Among the Vishniac lots offered at Bonhams New York (27.5/26/20/14.5% buyer’s premium) in an auction on April 12 was a 15th century German alchemical manuscript of 48 leaves, almost half of which had brown and red ink illustrations of chemical apparatus inserted into the text.
Like many such manuscripts of the age, said Bonhams, it would have been driven by the hope of finding ways of creating gold or silver from baser metals. It sold for $60,000 (£46,155).
Bid to $38,000 (£29,230) was a 1493 Leipzig edition in a modern, but antique style calf binding of Anathomia Mundini.
Edited by Martinus Mellerstadt and containing a single full-page woodcut, this was a first illustrated printed edition of the works of Mondino de’Luzzi, who from 1303-26 taught anatomy in Bologna, often using the bodies of condemned criminals in his practical lessons. The work remained a popular text for some 200 years.
Now in a modern calf binding, a 1500 first of Hieronymous Brunschwig’s Liber pestelentialis de veneris epidemic…, the most important work of its age on the plague, lacked two leaves, but as the only copy seen at auction in recent times it sold at $22,000 (£16,925).

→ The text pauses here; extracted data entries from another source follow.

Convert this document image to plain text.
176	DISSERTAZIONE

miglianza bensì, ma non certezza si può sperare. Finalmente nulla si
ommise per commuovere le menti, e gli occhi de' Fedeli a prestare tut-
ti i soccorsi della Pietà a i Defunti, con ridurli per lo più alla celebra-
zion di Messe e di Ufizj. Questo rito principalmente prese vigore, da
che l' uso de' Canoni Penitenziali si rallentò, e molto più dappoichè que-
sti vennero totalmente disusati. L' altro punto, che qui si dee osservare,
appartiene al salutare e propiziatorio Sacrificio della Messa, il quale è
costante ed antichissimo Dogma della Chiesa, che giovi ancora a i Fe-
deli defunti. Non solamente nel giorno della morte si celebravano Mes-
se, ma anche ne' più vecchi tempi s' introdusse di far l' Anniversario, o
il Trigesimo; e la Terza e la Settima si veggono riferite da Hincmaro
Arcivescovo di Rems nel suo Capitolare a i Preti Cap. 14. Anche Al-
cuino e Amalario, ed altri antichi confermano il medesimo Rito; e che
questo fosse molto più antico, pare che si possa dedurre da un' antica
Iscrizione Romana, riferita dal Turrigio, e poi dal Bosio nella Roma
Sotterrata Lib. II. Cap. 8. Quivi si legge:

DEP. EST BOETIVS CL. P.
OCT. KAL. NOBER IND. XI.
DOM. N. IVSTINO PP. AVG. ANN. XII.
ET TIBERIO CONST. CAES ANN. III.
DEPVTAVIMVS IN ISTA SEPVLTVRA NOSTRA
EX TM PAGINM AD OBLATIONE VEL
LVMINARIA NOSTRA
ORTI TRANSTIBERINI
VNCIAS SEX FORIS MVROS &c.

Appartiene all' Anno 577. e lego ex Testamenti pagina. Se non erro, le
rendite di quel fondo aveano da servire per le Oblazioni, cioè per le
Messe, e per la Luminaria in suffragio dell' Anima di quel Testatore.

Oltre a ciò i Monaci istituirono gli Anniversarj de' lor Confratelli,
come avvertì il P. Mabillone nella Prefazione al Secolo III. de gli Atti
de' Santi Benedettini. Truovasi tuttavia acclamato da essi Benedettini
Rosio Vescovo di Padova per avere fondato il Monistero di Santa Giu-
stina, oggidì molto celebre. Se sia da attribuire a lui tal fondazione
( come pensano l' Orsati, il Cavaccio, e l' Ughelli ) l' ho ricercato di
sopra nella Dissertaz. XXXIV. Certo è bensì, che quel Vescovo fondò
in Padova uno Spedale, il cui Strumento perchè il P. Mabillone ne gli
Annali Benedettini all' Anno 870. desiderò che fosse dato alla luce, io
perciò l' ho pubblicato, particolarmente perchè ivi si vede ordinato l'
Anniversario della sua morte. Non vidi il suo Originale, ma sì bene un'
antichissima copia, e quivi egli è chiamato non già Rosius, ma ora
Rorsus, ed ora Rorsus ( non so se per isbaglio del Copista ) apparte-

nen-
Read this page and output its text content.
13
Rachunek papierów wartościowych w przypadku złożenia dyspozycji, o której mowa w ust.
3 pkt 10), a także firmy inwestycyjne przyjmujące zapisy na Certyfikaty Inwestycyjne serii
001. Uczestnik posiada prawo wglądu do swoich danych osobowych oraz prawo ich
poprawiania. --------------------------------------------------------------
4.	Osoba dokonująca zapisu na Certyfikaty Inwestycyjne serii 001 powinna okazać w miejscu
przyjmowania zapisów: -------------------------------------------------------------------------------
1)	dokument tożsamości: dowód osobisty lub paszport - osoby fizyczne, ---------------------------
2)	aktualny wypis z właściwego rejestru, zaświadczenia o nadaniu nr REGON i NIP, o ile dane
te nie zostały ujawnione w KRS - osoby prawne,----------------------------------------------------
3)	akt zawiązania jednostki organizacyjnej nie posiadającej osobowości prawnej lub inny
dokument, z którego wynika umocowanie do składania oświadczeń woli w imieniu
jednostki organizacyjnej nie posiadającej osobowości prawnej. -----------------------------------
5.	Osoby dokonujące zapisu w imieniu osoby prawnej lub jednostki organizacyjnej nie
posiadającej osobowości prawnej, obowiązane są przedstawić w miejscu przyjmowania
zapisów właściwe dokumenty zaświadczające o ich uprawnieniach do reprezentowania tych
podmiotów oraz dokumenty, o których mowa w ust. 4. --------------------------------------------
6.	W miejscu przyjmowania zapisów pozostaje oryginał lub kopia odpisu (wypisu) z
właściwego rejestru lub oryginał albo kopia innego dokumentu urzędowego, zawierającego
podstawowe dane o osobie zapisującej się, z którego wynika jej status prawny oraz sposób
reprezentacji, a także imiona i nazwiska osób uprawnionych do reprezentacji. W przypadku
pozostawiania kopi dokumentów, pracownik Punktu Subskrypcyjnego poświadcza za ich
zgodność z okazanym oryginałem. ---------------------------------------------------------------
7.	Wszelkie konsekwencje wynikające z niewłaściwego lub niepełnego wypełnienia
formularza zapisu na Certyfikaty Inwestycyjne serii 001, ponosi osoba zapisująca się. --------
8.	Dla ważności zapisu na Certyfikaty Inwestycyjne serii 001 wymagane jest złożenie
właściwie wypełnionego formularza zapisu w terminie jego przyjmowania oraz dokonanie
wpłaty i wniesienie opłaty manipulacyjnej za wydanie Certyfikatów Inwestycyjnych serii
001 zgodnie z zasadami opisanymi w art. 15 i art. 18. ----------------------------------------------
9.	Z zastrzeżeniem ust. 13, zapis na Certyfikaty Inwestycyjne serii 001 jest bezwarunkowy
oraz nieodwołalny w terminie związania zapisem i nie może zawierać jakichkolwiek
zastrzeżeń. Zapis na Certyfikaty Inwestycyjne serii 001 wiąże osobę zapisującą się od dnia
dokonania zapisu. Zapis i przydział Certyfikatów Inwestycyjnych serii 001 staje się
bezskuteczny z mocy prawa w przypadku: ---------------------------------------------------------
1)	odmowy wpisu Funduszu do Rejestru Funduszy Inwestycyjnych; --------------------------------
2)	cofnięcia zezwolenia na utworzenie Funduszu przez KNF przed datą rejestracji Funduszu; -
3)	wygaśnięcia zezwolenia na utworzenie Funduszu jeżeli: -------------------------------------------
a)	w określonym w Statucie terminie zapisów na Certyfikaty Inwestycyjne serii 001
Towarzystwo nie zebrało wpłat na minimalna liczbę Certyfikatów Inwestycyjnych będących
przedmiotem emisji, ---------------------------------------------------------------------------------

Not part of the Vishniac property was an 1861 carte-de-visite photoportrait of Fyodor Dostoevsky, one that is inscribed and dated to verso (in Russian) “Alexander Herzen in memory of our meeting in London…”
Herzen, the illegitimate son of a wealthy landowner, known as the ‘father of Russian socialism’ and a critic of the Russian feudal system, had a considerable influence on Tolstoy and many other Russian writers – though it seems from his later comments, said Bonhams, that Dostoevsky had not made any great impression on Herzen.
The inscribed photo-portrait was nonetheless a very rare item and it sold at $45,000 (£34,615).
Bearing an estimate of $300,000-500,000, a doctoral diploma awarded in 1906 by the Faculty of Philosophy at the University of Zurich for a dissertation by Albert Einstein on ‘A New Determination of Molecular Dimensions’ was not sold.